Installing Volumio on EXSI Virtual Machine

I have installed the x86 img by injecting it over ethernet (netcat) , on a Vmware EXSI 6.7 virtual machine.

I´ve got the VOLUMIO splash logo (EFI, tried with BIOS, with same results) and the infamous msg of cannot find volume UUID xxxxxxx.

I have searched the forum but with no luck.

Any idea on how to fix it, please?

Hi snaper, welcome to Volumio. :slight_smile:

Firstly VMs are not supported officially by Volumio, however a number of people use them successfully.

Hopefully someone from the Community with more knowledge will be able to come to your aid.

I am immediately concerned by your reference to “injection over ethernet”, and I do not not know what an EXSI VM is. Volumio uses a squashfs overlay, which perhaps does not behave as you would perhaps expect with a “normal” image.

I was able to install it on ESXi 7 but you need a USB drive with the Volumio image loaded.

Thank you!

The thing I tried to do is to create a VM of volumio to use as a server and snapcast receivers to play the music (without local audio DAC)

About the “injection process”:
Booted a VM with a Knoppix Live CD, from then , execute netcat and set it up to listen in a port for data and redirection to dev/sda.
From another machine I sent the img of Volumio as raw data by using netcat to the VM.
This was done by others with success, but in my case, when I boot up, the machine shows the splash logo an then the “cannot find UUID blabla” error and the terminal.
I have observed that it doesnt take so long, so I suspect that maybe not everything is written to the virtual disk, but I don’t know why because netcat has no feedback whatsoever.

Let’s see if there’s somebody with the same issue and can pour some light .

Thank you again.

Could you describe the steps to doing accomplish this?

I can think of creating a debian x64 machine, and passthru the usb with the image burned on it, but you keep the usb for booting each time or you install it to the VDisk?

Thank you in advance.

  1. Using StartWind V2V converter, build a new VM in ESXi using the Volumio image

  2. Flush the Volumio image on a Flash drive using Rufus

  3. Inset the Flash drive to ESXi host and pass-through it to the Volumio VM created in first step

  4. Now boot the VM and it will pick up image from Flash drive and deploy itself

  5. Don’t remove the Flash drive, Volumio will always this this drive to load (VMDK to boot, Flash drive to load)

Well, the thing was to install it inside the vm. But I am starting to accept that it will be with usb boot each time…

I’ll try your method (At the moment I have the VM created with the other method, but it should be fine too, as it has the sh console working ) I will flash the img to the pendrive and passtrhu it to the VM and see what happens…

I appreciate your post.

Thank you very much.

I am not very well versed with ESXi - but shouldn’t it be possible to attach a virtual boot drive, instead of a USB pass through?
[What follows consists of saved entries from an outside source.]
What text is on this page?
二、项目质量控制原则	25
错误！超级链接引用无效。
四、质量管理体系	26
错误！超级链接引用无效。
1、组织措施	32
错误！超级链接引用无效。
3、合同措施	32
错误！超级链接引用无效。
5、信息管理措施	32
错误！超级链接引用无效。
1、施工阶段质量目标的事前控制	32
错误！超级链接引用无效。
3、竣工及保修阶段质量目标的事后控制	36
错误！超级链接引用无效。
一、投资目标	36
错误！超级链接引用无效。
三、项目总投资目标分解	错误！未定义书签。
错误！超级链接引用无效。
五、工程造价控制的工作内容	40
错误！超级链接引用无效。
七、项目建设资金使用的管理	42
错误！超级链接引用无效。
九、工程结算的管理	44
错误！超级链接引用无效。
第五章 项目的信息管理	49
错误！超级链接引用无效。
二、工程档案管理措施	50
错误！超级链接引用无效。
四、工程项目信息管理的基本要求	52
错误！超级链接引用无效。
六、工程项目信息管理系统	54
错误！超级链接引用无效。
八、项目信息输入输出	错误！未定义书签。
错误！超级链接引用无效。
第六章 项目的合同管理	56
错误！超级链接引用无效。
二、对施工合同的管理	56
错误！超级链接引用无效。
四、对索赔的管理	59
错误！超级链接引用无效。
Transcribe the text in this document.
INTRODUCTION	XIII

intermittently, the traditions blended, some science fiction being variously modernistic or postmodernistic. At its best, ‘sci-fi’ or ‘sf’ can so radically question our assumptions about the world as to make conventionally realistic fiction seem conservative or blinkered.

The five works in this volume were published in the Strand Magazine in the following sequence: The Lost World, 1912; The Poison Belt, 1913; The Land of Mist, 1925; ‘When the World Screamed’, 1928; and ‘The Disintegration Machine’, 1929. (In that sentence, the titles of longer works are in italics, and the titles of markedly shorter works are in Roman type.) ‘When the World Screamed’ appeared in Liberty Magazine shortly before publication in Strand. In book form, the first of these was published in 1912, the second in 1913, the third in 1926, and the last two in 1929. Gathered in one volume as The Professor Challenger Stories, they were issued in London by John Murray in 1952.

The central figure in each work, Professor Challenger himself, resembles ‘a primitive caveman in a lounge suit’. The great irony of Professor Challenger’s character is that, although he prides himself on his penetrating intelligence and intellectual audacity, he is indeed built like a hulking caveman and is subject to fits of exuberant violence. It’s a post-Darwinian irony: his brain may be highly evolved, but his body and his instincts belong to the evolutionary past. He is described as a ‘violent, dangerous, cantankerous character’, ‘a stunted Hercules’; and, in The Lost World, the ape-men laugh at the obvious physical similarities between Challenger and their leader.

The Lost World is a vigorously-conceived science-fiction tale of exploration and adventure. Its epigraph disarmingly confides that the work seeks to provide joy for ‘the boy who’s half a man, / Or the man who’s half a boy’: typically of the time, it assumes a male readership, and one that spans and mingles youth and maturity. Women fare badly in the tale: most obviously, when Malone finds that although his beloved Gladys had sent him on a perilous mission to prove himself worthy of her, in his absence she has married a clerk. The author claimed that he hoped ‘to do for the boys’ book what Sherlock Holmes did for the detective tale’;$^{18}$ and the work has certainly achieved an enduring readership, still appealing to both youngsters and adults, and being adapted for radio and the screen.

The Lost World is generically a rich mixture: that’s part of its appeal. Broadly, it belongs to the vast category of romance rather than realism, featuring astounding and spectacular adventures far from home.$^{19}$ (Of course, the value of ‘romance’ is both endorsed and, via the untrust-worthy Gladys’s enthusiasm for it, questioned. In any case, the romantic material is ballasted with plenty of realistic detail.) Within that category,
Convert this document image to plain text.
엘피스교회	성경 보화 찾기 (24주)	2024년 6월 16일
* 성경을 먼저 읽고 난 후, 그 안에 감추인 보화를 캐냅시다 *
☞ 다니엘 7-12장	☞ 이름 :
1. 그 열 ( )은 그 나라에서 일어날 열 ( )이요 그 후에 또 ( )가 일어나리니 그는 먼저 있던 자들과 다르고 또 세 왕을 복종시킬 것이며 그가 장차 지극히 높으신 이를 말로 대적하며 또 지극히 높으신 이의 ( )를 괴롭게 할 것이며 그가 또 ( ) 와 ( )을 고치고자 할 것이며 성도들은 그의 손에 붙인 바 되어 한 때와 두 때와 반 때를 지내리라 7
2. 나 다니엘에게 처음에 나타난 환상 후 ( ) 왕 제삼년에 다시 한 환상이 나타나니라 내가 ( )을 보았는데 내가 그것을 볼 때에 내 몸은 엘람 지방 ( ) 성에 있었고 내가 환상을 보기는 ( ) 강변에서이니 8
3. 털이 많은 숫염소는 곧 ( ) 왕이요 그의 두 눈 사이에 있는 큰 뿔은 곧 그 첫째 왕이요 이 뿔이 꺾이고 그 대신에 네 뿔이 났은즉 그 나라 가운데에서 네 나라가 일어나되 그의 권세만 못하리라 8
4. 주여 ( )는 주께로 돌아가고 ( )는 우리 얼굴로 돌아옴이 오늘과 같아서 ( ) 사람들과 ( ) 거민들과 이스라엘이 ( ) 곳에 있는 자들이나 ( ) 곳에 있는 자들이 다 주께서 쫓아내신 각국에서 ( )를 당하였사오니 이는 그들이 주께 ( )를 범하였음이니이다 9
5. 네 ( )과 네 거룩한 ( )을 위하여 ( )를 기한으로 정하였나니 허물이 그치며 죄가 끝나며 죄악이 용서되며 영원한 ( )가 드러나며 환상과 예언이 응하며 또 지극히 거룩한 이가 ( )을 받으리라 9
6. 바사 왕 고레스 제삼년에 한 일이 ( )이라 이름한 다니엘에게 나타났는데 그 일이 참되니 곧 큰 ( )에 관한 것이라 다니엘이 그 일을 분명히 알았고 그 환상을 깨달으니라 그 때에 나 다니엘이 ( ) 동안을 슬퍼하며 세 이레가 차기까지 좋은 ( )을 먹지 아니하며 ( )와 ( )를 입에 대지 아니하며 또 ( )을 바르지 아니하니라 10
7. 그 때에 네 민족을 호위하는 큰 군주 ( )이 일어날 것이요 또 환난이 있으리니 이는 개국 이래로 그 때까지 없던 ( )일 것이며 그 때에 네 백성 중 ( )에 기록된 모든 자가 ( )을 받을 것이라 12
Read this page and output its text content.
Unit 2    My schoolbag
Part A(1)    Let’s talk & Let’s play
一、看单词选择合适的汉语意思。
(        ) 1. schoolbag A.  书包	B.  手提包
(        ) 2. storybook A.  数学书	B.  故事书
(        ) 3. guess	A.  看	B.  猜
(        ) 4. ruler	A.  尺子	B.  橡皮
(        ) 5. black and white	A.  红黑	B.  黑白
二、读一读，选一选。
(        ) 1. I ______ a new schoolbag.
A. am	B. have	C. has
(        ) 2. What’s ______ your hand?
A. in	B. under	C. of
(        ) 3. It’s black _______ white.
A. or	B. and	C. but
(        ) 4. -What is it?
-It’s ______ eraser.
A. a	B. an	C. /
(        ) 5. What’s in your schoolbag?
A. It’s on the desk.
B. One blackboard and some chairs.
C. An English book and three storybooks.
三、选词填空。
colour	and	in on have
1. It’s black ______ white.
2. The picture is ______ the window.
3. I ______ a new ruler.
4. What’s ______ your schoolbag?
If so you can follow a similar method as Virtualbox to convert the .img file to a VMware virtual disk. For Virtualbox you could get away with vboxmanage convertfromraw

Good point, I can boot from a virtual DVD drive, it should be possible with usb as well, I’m going to dig into it, I’ll let you know if I can make it work.

Did anyone ever figure out how to make this work without needing a USB drive? I wasn’t able to figure out how to convert the .img into an .iso that would boot in VMware.

Pl Follow the instructions its simple.

Download the x86 img from the site.

Use starwind converter to convert img file to vmdk file.(non growable vmdk for esxi server)

Create a new vm with <linux<debian<6<64bit.

edit and remove the default hdd.

upload both .vmdk and vmdk config files to datastore location.

Now Edit the Created VM and add sata controller.

Add existing hdd pointing to uploaded vmdk file.

Then double click the attached hdd and change the controller to sata.

just start the volumio it should be working correctly.

not allowed to post more then one image in the post.